Apenas sé mucho de él. Creo que en diecinueve años he oído historias vagas, su nombre, sus fotos, pero nada más... Nada tan concreto como ahora.
Que se afilió a la CNT cuando era muy joven, cuando fue legal, cuando no lo fue. Que él, con más camaradas, cruzaba el Ebro para acudir a las reuniones clandestinas, guardando la pistola debajo de la boina, para que el agua dulce no penetrara en ella. ¿Tendría de verdad el sentimiento latente, creería en el cambio, soñaría con él?
Que con los tiempos grises que anunciaban una próxima Guerra Civil, la empresa donde trabajaba, Ford, le ofreció irse a Estados Unidos porque conocía sus afinidades. Que aceptó, hasta que la guerra estalló en Zaragoza, dominada por los nacionales, y recibió un ultimátum: luchar por la patria, o ver a toda su familia asesinada. Desapareció Estados Unidos, y así fue como un afiliado a la CNT luchó los tres años de guerra en el bando nacional. No obstante, su trabajo le permitió huir parcialmente de la barbarie de apretar el gatillo contra a saber quién: oficial de mecánico, su cometido era reciclar los camiones bombardeados para poder construir otros a partir de las piezas salvables.

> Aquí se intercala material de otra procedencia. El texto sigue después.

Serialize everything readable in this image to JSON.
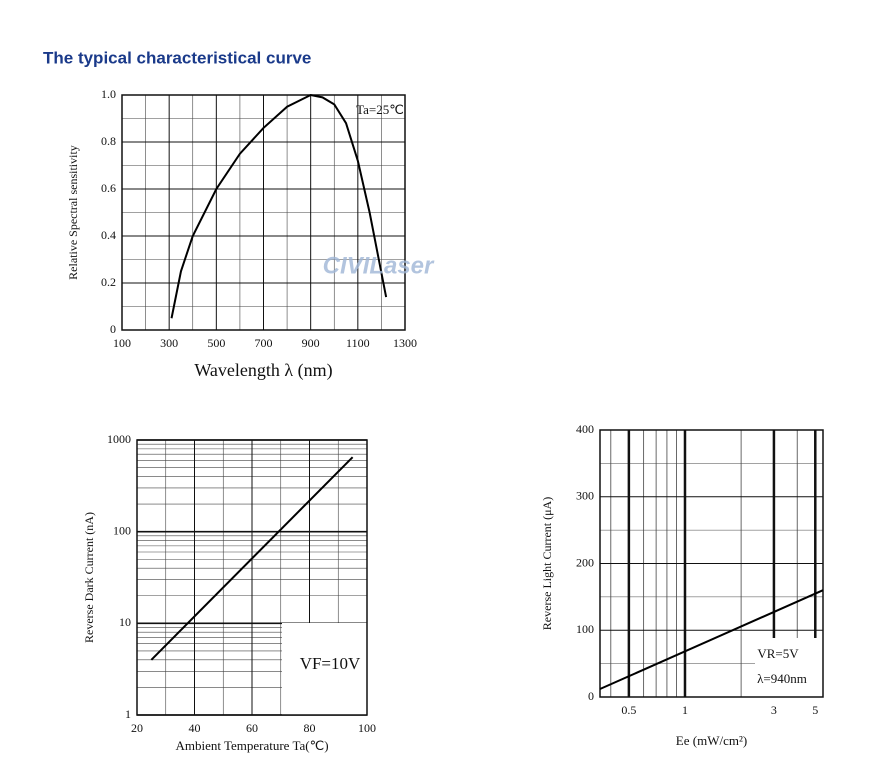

Pasó la guerra. Pasaron muchas cosas de las que dicen apenas hablaba. Se casó, tuvo una hija, enviudó. Conoció a una muchacha dieciocho años menor que él, con la que se volvió a casar. ¿Un escándalo? Sí. Pero y qué. El tiempo narraría que dos tíos de esa mujer fueron asesinados durante la guerra por el bando nacional, uno fusilado y otro atropellado mientras iba en bicicleta. Otra tía, a su vez, consiguió ejercer de maestra en la Segunda República, siendo de las pioneras en el país. Un año más tarde, al ser republicana reconocida, fue encarcelada y su licencia invalidada. Nunca más volvió a impartir clases. En los años 80, durante la transición, fue indemnizada... Pero ya había pasado toda una vida.
Como decía, volvió a casarse. Nació mi padre, mi tío -el que más se parecería a él física e ideológicamente- y mi tía. Lamentablemente la vida le guardaba más sorpresas desagradables, y una simple muela acabó con él. Alérgico a la penicilina, lo descubrió justo cuando se la inyectaron en el dentista y mientras su hijo mayor -mi padre- lo llevaba a urgencias por su terrible reacción, mi abuelo notaba que se le escapaba la vida. Se le iba. Y así fue cómo, mientras mi padre conducía, le encomendó a su hijo mayor, aquel que tendría que sacrificar sus estudios y sus ansias por esta promesa, que cuidara de sus hermanos.
No soy capaz de imaginar con nitidez las manos de mi padre aferradas al volante con su padre en el otro asiento. Se me hiela la sangre sólo con la aproximación de esa imagen.
Pero lo consiguió, de alguna manera. Su hija estudió para ser maestra y su hijo, aquel que tanto se parecía a él, se licenció en Historia Contemporánea después de algún que otro encontronazo con su orgullo.
Días después de su muerte, mi padre tuvo que acudir a la delegación de la CNT de la época para darle de baja. Después de todo, todavía seguía afiliado.